Scientists and engineers often work with very large or very small numbers, which are more easily expressed in exponential form or *scientific notation*. A classic chemistry example of a number written in scientific notation is Avogadro's number (6.022 x 10^{23}). Scientists commonly perform calculations using the speed of light (3.0 x 10^{8} m/s). An example of a very small number is the electrical charge of an electron (1.602 x 10^{-19} Coulombs). You write a very large number in scientific notation by moving the decimal point to the left until only one digit remains to the left. The number of moves of the decimal point gives you the exponent, which is always positive for a big number. For example:

3,454,000 = 3.454 x 10^{6}

For very small numbers, you move the decimal point to the right until only one digit remains to the left of the decimal point. The number of moves to the right gives you a negative exponent:

0.0000005234 = 5.234 x 10^{-7}

### Addition Example Using Scientific Notation

Addition and subtraction problems are handled the same way.

- Write the numbers to be added or subtracted in scientific notation.
- Add or subtract the first part of the numbers, leaving the exponent portion unchanged.
- Make sure your final answer is written in scientific notation.

(1.1 x 10^{3}) + (2.1 x 10^{3}) = 3.2 x 10^{3}

### Subtraction Example Using Scientific Notation

(5.3 x 10^{-4}) - (2.2 x 10^{-4}) = (5.3 - 1.2) x 10^{-4} = 3.1 x 10^{-4}

### Multiplication Example Using Scientific Notation

You do not have to write numbers to be multiplied and divided so that they have the same exponents. You can multiply the first numbers in each expression and add the exponents of 10 for multiplication problems.

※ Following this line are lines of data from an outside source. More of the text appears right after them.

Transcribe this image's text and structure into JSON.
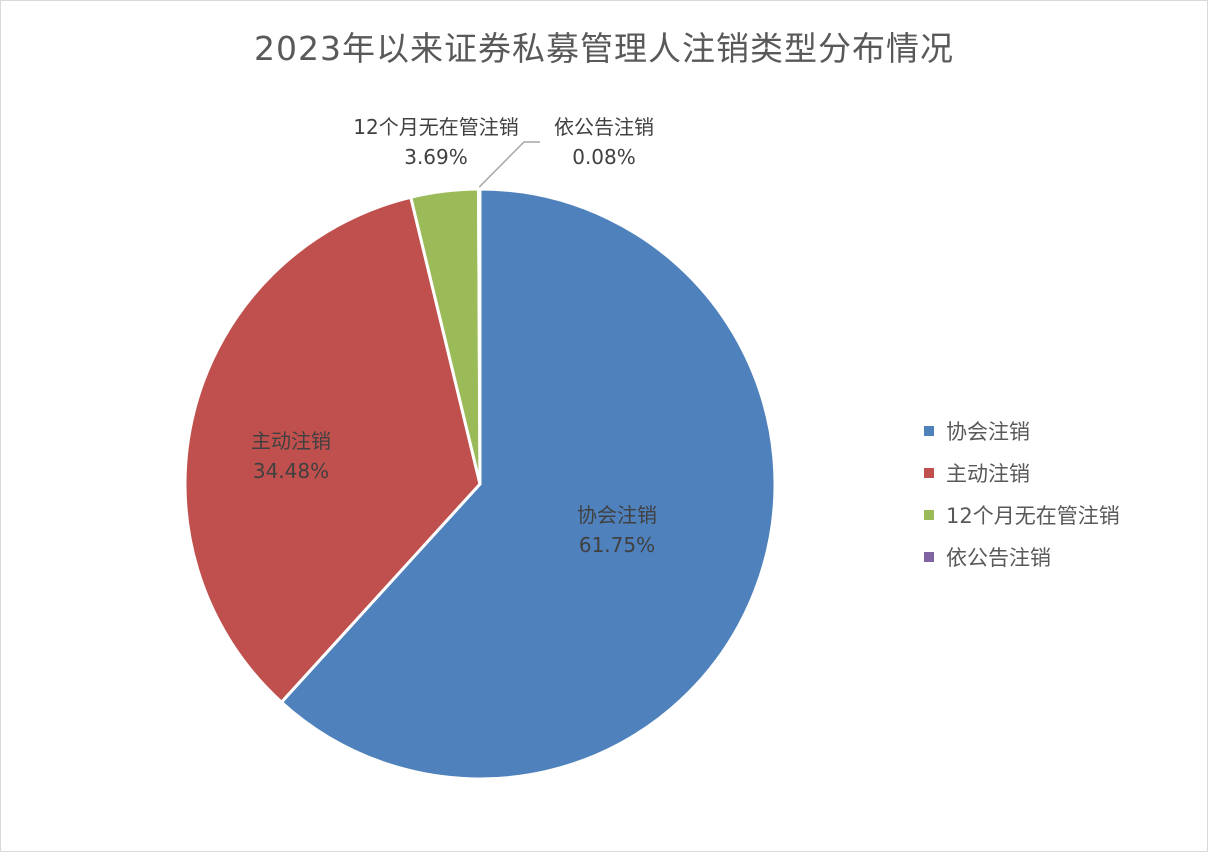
{
  "chart_data": {
    "type": "pie",
    "title": "2023年以来证券私募管理人注销类型分布情况",
    "categories": [
      "协会注销",
      "主动注销",
      "12个月无在管注销",
      "依公告注销"
    ],
    "values": [
      61.75,
      34.48,
      3.69,
      0.08
    ],
    "value_labels": [
      "61.75%",
      "34.48%",
      "3.69%",
      "0.08%"
    ],
    "colors": [
      "#4f81bd",
      "#c0504d",
      "#9bbb59",
      "#8064a2"
    ],
    "legend_position": "right"
  }
}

(2.3 x 10^{5})(5.0 x 10^{-12}) =

When you multiply 2.3 and 5.3 you get 11.5. When you add the exponents you get 10^{-7}. At this point, your answer is:

11.5 x 10^{-7}

You want to express your answer in scientific notation, which has only one digit to the left of the decimal point, so the answer should be rewritten as:

1.15 x 10^{-6}

### Division Example Using Scientific Notation

In division, you subtract the exponents of 10.

(2.1 x 10^{-2}) / (7.0 x 10^{-3}) = 0.3 x 10^{1} = 3

### Using Scientific Notation on Your Calculator

Not all calculators can handle scientific notation, but you can perform scientific notation calculations easily on a scientific calculator. To enter in the numbers, look for a ^ button, which means "raised to the power of" or else y^{x} or x^{y}, which means y raised to the power x or x raised to the y, respectively. Another common button is 10^{x}, which makes scientific notation easy. The way these button function depends on the brand of calculator, so you'll need to either read the instructions or else test the function. You will either press 10^{x} and then enter your value for x or else you enter the x value and then press the 10^{x} button. Test this with a number you know, to get the hang of it.

Also remember not all calculators follow the order of operations, where multiplication and division are performed before addition and subtraction. If your calculator has parentheses, it's a good idea to use them to make certain the calculation is carried out correctly.